For instance, by now we should have our own triple helices of universities, industry and government up and about, with technology transfer offices, angel networks and venture capital mechanisms operating smoothly in incubator parks and so on. There should also have been some progress reports on the masters-level research programs in our research centres as are notable in countries like the US and Japan.

That we have nothing substantial in these presents us with the very sort of dilemma which attends any formulation of a sustainable economic strategy. Do we continue to enhance our low-value trading capability or start developing some really meaty research-based competitiveness? Do we build clusters of specialized industries by state that can act as bridges across borders independent of federal dictates or do we continue to follow the old ways of federated control over how to treat investment, development and innovation just because some of the states are under the opposition? Do we have a vision and game plan for what we want Malaysia to be as an international role model in the 21st century? Can we even think about how to innovate the process of innovation?

You won't find the answers here:

http://tinyurl.com/68sfbp

but it is time to get answers to them.

In the heydays of conceptualising the MSC, it was envisioned that it would be so big you can drop the island down south into it. If we take this action generically, we can shortcut the visioning process and then snapshot the new targets for development based on the differences noted. What can be done for one state can be done for the others; they needn't be that island.

walla said...

Taking up on the blogger's update, one suspects the economic planners do know about the imperative for productivity but they also work for political bosses whose time horizon is about four years maximum and if you walk into any one of the subMNC-level plants or offices that pepper the country, you will come out with confidence shaken that the workers can improve their productivity within those four years. The equipment is simple, the workers laborers, the supervisors static and the management defocused from critical issues until they appear too much too early. So how to improve productivity?

That's why the FDIs have remained so important for so long. They bring not only capital and technology but also markets and techniques. Unfortunately they reap most of the rewards while exercising the least commitment to longstay.

Since the economic planners can't penetrate to that micro-level of familiarization with the actual bric-bracs of running such MNC-level operations, their output will continue to remain focused on hardware with little appreciation of the software that makes or breaks the survivability of enterprises in the modern age.

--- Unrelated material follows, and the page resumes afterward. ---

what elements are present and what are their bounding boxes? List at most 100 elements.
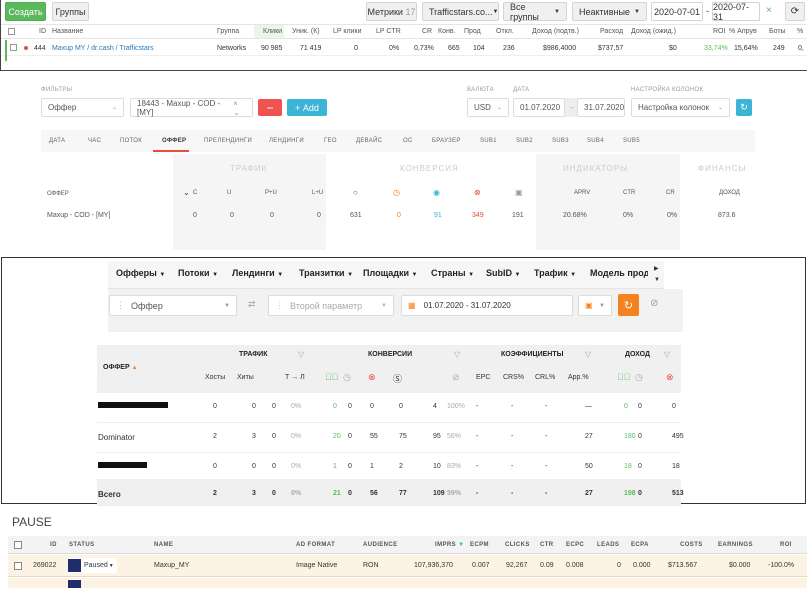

But that is not all. There will always been an element of need for continuous improvement, even for simple aspects like maintenance. Take training and supervision, and look at the operations of a JV hypermart, for instance. When the foreign partner comes to help start it, things are tight in the first month - items are neatly placed and thoughtfully arranged, price tags are updated and positioned right, counter staff are effusively polite and clear queues efficiently, items are replenished on time to show a well-stocked shop, perishables look fresh and so on. Months later, there's too much salt on the fries, the burger is packed semicold with the pattie in suspect condition, the icecream has melted, and if you ask for chili sauce, you will get tomato, and no receipt.

Regardless whether you have jumped from Tesco to McDonald's, the problem is endemic.

The genesis of it all is probably leadership. Since the ones before us are only shaped by money politics, there is therefore truth in the old adage: money is the root of all evils.

de minimis said...

Hi walla

Another good set of references.

You've previously given some excellent links on the matter of productivity. We'll need to re-visit this theme very, very soon.

Krugman, Porter et al, great contemporary economic thinkers, all look at productivity as one of the key performance indicators. So, regardless of how Malaysia's economic managers pretend to use other KPIs, it is productivity that remains as an important benchmark.